With the partnership also came the announcement of its latest invention — a sensor that continuously monitors the healing process of a surgical site, and proprietary software that can credibly predict a surgical site infection at its earliest stages, CRELY founder and CEO Arun Sethuraman said in a press release.

Lee said the company hopes that the sensor will be out to market in the next 60 days.

This sensor is a wearable medical device that uses an artificial intelligence-based warning system to predict and detect the likelihood of surgical site infections.

According to CRELY, 60% of surgical site infections were detected after discharge from the hospital. Current diagnostic tools and methods are inadequate to provide credible, reliable and timely evidence of an imminent infection of the surgical site post-surgery, thus leading to the idea for this sensor.

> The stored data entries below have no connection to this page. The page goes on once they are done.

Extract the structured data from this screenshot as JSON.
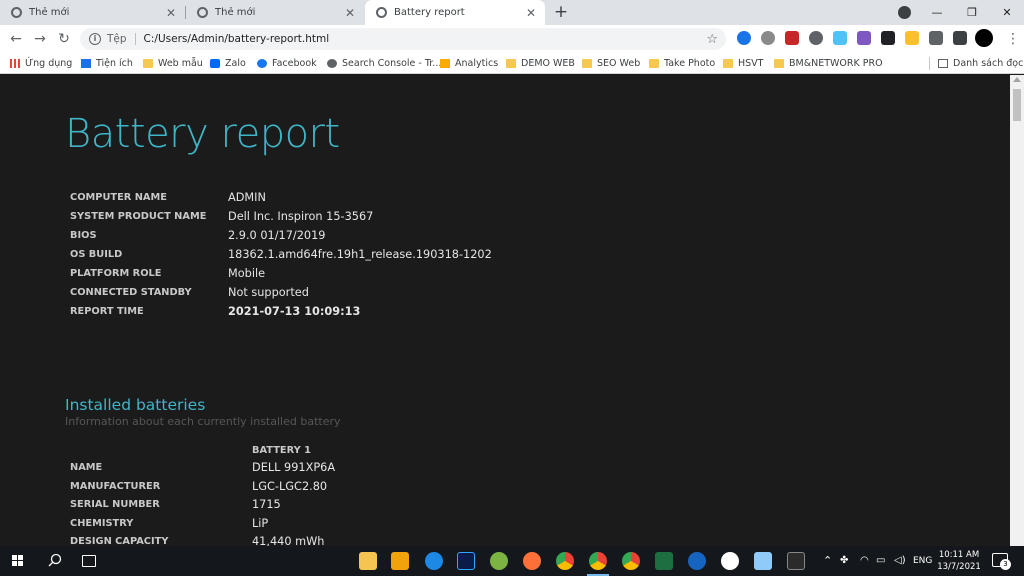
{
  "browser": {
    "tabs": [
      {
        "title": "Thẻ mới",
        "active": false
      },
      {
        "title": "Thẻ mới",
        "active": false
      },
      {
        "title": "Battery report",
        "active": true
      }
    ],
    "new_tab_label": "+",
    "omnibox": {
      "scheme_label": "Tệp",
      "url": "C:/Users/Admin/battery-report.html"
    },
    "bookmarks": [
      {
        "label": "Ứng dụng",
        "icon": "apps-icon"
      },
      {
        "label": "Tiện ích",
        "icon": "puzzle-icon"
      },
      {
        "label": "Web mẫu",
        "icon": "folder-icon"
      },
      {
        "label": "Zalo",
        "icon": "zalo-icon"
      },
      {
        "label": "Facebook",
        "icon": "facebook-icon"
      },
      {
        "label": "Search Console - Tr...",
        "icon": "search-console-icon"
      },
      {
        "label": "Analytics",
        "icon": "analytics-icon"
      },
      {
        "label": "DEMO WEB",
        "icon": "folder-icon"
      },
      {
        "label": "SEO Web",
        "icon": "folder-icon"
      },
      {
        "label": "Take Photo",
        "icon": "folder-icon"
      },
      {
        "label": "HSVT",
        "icon": "folder-icon"
      },
      {
        "label": "BM&NETWORK PRO",
        "icon": "folder-icon"
      }
    ],
    "reading_list_label": "Danh sách đọc"
  },
  "report": {
    "title": "Battery report",
    "system_info": [
      {
        "key": "COMPUTER NAME",
        "value": "ADMIN"
      },
      {
        "key": "SYSTEM PRODUCT NAME",
        "value": "Dell Inc. Inspiron 15-3567"
      },
      {
        "key": "BIOS",
        "value": "2.9.0 01/17/2019"
      },
      {
        "key": "OS BUILD",
        "value": "18362.1.amd64fre.19h1_release.190318-1202"
      },
      {
        "key": "PLATFORM ROLE",
        "value": "Mobile"
      },
      {
        "key": "CONNECTED STANDBY",
        "value": "Not supported"
      },
      {
        "key": "REPORT TIME",
        "value": "2021-07-13  10:09:13"
      }
    ],
    "installed_batteries": {
      "title": "Installed batteries",
      "subtitle": "Information about each currently installed battery",
      "column_header": "BATTERY 1",
      "rows": [
        {
          "key": "NAME",
          "value": "DELL 991XP6A"
        },
        {
          "key": "MANUFACTURER",
          "value": "LGC-LGC2.80"
        },
        {
          "key": "SERIAL NUMBER",
          "value": "1715"
        },
        {
          "key": "CHEMISTRY",
          "value": "LiP"
        },
        {
          "key": "DESIGN CAPACITY",
          "value": "41,440 mWh"
        }
      ]
    }
  },
  "taskbar": {
    "language": "ENG",
    "time": "10:11 AM",
    "date": "13/7/2021",
    "notification_count": "3"
  },
  "colors": {
    "accent": "#3fb6c8",
    "page_background": "#1b1b1b",
    "taskbar": "#14171b"
  }
}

The body sensor patch collects vital signs data constantly and unobtrusively from the patient, CRELY said.

Individual patients’ specific risk factors, such as diabetic status and BMI, are gathered from the Electronic Health Record systems and added to the sensor data to create real-time visibility of wound healing and potential infection.

The information is then reviewed and sent to the patient’s physician in real-time. 

Early detection of infection allows clinicians time to intercede before it can progress negatively and hinder the healing process. By catching complications earlier, it aims to diminish complications and readmissions, thus bettering patient satisfaction, care and results.

Lee joined the company in 2022, a big reason being that he could join his former classmate, Sethuraman, as the two studied together at Harvard.

Originally, the idea behind the device was one that tracked motion more through physical therapy. Ultimately the market for a device like that was too crowded, so Sethuraman asked what he could do next. 

He explained that in healthcare, companies and patients negotiate prices for insurance.

However, when a patient is readmitted for a wound thought to have already been taken care of, patients aren’t often reimbursed for that.

He added if hospitals have too many readmissions, not only do hospitals have to pay a cost, but hospitals also sometimes face a levy for poor care. 

“One place (a hospital) would have cases of readmission is through post-surgery infection. And if a patient is admitted through the Emergency Room, it’s even more expensive,” said Lee. 

Having previously served as the President and CEO of a pair of acute-care hospitals and a skilled nursing facility in California, under the Dignity Health System, Lee understands the big difference this can make for patients.

It’s the other big reason why Lee decided to join the company in 2022.

“I was really excited about the opportunity to literally be able to be part of something that could change the healthcare landscape. Not only in the care that we can provide, but being able to do it very cost-effectively,” Lee said.

“Cardiac care is more and more relevant; we see technology change a lot in that area so this spoke loud and clear to me.”

Lynn Hydo, Executive Director for the North American chapter of the Surgical Infection Society, also noted the important change this device could make.

“They came looking for us. They knew we were studying cutting-edge science and wanted to learn about it while we wanted to know about the really cool technology they had that could detect an infection a few days before a human can,” Hydo said.

The premise of the work really was figuring out how AI could be leveraged to find infection sooner than even a red mark on one’s own body.

 “We are looking at a long-term relationship with CRELY. We are hoping the product is great and that we can do wonderful things with CRELY going forward,” she said.